Firstly, GDP measures consumption, but not actual personal exertion.  So, if I mow my own lawn, wash my own car and cook my own dinner, it doesn’t get measured as a GDP figure.  The work that stay at home mothers do to look after their children is also not measured.  These are difficult figures to quantify.

However, if in a week I was to mow my neighbour’s lawn, and wash their car, and cook their dinner, and I charged them $100 for this service, and then they mowed my lawn, washed my car and cooked my dinner the following week, and they charged me $100, a figure of $200 would be added to the GDP figure.  But is the real economy actually better off by $200?  Would it be fair to say that, on the whole, probably not really.

Similarly, if everything a mother does in looking after children, feeding them, washing clothes, ironing, transporting them to their various appointments, was done by an external person who was paid, rather than unpaid by their mother, once again is the economy better off by that amount?  Once again, you would likely say, probably not.

And the biggest item of contention is government spending.  Governments only spend what they receive in taxes, go into deficit by borrowing it from overseas, or create money from thin air through money printing.  None of these actually contribute anything to the real economy.

Firstly, government revenues received is money that has been taken out of the system through taxation from wealth that has been created by the private sector.  Since governments do not actually create anything, and only spend money that has been confiscated from the wealth creators, once again it does not really mean anything.

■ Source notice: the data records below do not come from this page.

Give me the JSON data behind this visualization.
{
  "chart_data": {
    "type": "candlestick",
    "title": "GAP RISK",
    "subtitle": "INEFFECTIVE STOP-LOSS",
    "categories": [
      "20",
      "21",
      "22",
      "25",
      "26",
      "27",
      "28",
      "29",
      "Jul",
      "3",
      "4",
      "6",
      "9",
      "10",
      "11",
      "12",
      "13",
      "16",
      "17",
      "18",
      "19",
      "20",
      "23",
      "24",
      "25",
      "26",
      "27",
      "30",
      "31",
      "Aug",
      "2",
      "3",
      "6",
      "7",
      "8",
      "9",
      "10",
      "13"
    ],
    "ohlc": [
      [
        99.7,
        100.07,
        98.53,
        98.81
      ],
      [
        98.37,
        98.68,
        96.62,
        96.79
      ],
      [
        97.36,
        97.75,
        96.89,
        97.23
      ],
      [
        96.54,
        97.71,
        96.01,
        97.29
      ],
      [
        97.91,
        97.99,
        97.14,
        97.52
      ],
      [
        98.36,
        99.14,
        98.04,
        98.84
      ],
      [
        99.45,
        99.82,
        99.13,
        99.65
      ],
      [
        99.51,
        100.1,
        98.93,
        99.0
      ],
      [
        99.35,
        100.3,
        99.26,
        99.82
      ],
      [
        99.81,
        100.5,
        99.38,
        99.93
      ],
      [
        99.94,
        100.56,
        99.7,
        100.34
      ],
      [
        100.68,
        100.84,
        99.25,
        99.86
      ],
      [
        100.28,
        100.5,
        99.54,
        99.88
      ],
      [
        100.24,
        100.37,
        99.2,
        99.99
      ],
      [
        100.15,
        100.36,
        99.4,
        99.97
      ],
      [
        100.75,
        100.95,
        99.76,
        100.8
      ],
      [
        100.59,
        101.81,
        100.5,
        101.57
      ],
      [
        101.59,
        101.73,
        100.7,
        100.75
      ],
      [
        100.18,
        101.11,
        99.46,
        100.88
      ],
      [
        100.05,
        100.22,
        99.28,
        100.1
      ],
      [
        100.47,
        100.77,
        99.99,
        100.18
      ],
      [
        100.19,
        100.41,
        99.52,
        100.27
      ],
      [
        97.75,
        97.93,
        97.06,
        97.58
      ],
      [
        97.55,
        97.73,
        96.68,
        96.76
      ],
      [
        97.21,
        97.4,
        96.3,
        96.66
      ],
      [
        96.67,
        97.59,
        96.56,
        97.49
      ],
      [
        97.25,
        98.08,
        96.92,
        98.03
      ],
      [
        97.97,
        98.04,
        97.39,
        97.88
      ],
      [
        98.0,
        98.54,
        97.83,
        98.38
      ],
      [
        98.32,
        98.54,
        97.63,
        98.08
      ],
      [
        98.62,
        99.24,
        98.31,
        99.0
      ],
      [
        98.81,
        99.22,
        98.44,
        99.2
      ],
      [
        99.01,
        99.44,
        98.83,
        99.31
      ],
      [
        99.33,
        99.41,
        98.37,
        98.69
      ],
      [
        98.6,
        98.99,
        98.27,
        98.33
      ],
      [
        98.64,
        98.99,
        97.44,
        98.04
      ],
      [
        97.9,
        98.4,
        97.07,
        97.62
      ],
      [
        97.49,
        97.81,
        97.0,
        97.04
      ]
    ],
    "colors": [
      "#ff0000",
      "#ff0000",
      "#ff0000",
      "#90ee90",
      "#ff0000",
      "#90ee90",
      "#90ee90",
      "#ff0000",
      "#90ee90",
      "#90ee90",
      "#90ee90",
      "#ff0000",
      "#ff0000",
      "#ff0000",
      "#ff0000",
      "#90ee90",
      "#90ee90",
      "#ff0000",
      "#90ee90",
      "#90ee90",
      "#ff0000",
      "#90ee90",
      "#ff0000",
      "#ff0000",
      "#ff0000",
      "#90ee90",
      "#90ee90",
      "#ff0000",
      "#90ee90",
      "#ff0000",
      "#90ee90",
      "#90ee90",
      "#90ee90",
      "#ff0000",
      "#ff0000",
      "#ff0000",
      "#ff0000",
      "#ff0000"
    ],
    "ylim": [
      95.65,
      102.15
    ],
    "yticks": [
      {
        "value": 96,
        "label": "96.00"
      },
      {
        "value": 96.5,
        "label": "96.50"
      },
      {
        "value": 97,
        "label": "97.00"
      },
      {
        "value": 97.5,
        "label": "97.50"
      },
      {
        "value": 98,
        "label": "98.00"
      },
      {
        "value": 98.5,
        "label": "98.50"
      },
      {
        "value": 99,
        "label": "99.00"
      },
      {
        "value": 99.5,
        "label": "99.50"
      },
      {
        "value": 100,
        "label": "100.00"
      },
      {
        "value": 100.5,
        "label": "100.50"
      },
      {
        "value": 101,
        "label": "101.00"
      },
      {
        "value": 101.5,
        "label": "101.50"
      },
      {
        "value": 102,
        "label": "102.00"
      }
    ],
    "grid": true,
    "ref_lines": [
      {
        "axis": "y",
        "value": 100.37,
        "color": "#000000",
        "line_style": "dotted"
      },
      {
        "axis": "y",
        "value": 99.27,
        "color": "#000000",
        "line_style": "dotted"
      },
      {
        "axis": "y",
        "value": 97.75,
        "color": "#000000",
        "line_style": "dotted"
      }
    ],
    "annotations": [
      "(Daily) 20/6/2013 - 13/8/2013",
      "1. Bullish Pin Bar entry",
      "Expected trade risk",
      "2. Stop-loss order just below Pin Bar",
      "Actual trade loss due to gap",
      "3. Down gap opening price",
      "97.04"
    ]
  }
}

Secondly, governments that spend money they don’t actually have by borrowing from other countries and going into deficit once again do not give a true indication of the productivity of the economy and the nation.

The same is true for stimulus or quantitative easing money printing exercises.  There is no real productivity in return for the extra money, so distorts the real output of a country and economy.

With this in mind, why do we still use GDP as a measure of how well, or not, an economy and country is actually doing?